I still refuse to believe any network has the power to make anyone move to another conference. They can come up with a ridiculous financial offer to entice a move, but these universities also wield enormous clout. If I am wrong on this, in the end, it makes CFB completely pathetic.
Xlance, all of our schools lost their honor the first time they admitted someone to play sports who was not qualified. They went down a road that led to a loss of integrity the first time they altered a grade, bribed a professor, got a tutor to take a test, permitted cheating, or, as I once for which I turned in my own school, got a ringer to take an SAT and ACT. It is very much like the oldest joke in the book. A guy asks a beautiful woman to sleep with him for a million dollars and she says yes. He then offers her a $100. She says, "No! What do you think I am!" He says, "We've already established that, now we are just haggling over the price."

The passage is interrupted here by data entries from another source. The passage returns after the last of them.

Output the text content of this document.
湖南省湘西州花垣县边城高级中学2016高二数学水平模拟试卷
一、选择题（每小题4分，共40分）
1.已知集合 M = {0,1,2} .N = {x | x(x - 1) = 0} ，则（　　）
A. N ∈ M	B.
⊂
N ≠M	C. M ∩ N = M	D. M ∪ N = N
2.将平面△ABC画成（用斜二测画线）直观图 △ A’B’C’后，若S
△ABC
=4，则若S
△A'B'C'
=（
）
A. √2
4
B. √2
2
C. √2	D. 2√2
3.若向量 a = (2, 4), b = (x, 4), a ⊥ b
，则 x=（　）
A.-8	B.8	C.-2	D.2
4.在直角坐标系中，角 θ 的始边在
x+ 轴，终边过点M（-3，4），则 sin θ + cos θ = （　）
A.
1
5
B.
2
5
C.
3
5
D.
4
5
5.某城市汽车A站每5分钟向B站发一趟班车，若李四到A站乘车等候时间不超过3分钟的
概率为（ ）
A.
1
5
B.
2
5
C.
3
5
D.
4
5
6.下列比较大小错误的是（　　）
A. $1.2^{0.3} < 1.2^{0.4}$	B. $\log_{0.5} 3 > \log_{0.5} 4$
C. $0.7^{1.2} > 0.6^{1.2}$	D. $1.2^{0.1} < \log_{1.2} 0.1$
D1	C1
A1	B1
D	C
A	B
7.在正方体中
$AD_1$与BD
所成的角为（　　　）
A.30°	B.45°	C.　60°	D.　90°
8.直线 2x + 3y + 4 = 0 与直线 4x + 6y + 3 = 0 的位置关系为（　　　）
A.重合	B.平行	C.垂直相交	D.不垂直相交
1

State budgets are hurting all across the country. Federal grant money has been slowly but perceptibly declining. Most professors, just as with high school teachers, want their annual COLA. To appease the budget process new revenue streams were sought. ESPN saw the opportunity to lock down a very profitable product. Ever since we all have been haggling over the price, but I'm afraid we long ago put on our red dresses, rouged our cheeks, and started performing tricks for cash.

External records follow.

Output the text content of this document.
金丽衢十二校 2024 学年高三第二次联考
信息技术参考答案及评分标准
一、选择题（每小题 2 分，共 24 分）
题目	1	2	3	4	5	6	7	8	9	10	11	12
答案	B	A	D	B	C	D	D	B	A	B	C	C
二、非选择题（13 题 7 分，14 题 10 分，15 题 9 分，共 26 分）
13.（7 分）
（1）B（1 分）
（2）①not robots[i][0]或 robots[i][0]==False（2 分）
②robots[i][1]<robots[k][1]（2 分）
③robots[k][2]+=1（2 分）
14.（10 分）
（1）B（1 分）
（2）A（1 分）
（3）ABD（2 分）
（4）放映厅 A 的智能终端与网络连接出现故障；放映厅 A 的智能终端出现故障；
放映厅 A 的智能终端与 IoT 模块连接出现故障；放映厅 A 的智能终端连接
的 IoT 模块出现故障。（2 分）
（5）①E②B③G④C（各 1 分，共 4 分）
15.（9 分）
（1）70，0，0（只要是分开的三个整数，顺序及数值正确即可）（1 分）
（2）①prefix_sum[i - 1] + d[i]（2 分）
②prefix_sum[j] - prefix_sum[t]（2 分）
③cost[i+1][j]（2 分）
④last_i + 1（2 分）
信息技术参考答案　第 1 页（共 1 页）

More money will be dangled, things will continue to change, and we all will regret it in the end, .....that is when self denial is no longer possible and we realize that the kinds of things that have happened at Penn State, Florida State, Ohio State, North Carolina, and I know at more than a few SEC schools Georgia and Alabama and Auburn included, are all merely reflections of a society without a soul, hollow to the point that we sell integrity for bragging rights, and bereft of any semblance of the character that once built our nation. Truly it is the coliseum and the sated shallow citizens of Rome turn out to be seen by the crowd, to hold seats establishing their societal position, revel in drunkenness, and to buy a cheap thrill at the price of another's potential pain and suffering.
I'm a sociologist. I took up realignment to see just how many cherished institutions would be forfeit to corporate greed before the average citizen had their fill. After three years of talking this stuff ad nauseam I have come to the conclusion that most people accept it all gleefully citing how much more their schools are going to make, and ignoring the passing of a century of tradition and memories. To me it means our nation is more than ripe for the same kinds of theft of traditions, liberties, and rights, and that little more than a whimper will be forthcoming on that. College football was a beloved and remarkably unchanged touchstone to our heritage and therefore a perfect litmus test for greater societal change and as a people we've failed. But then that's what happens when everything you hold dear is measured by the dollar instead of out of honor, love, and morality.
I apologize if at times I've provoked you. I wanted to see just how long you would stand by your traditions. In that regard I'm proud of you. But as an alumni of North Carolina I challenge you to stop your defense and demand a return to the character that Chapel Hill once stood for. They need that kind of support now more than ever.
I confess that realignment's innumerable potential permutations are a fascinating topic, but one that is closely akin to deciding by what method to wreak the most havoc and bring the greatest outcry. A dark, but fascinating look into the capacity of people to permit what they love to first be stolen, and then transformed into something that when examined by the measuring stick of the long line of our ancestor's matriculation, is unrecognizable and perverted, and hardly dear to us at all.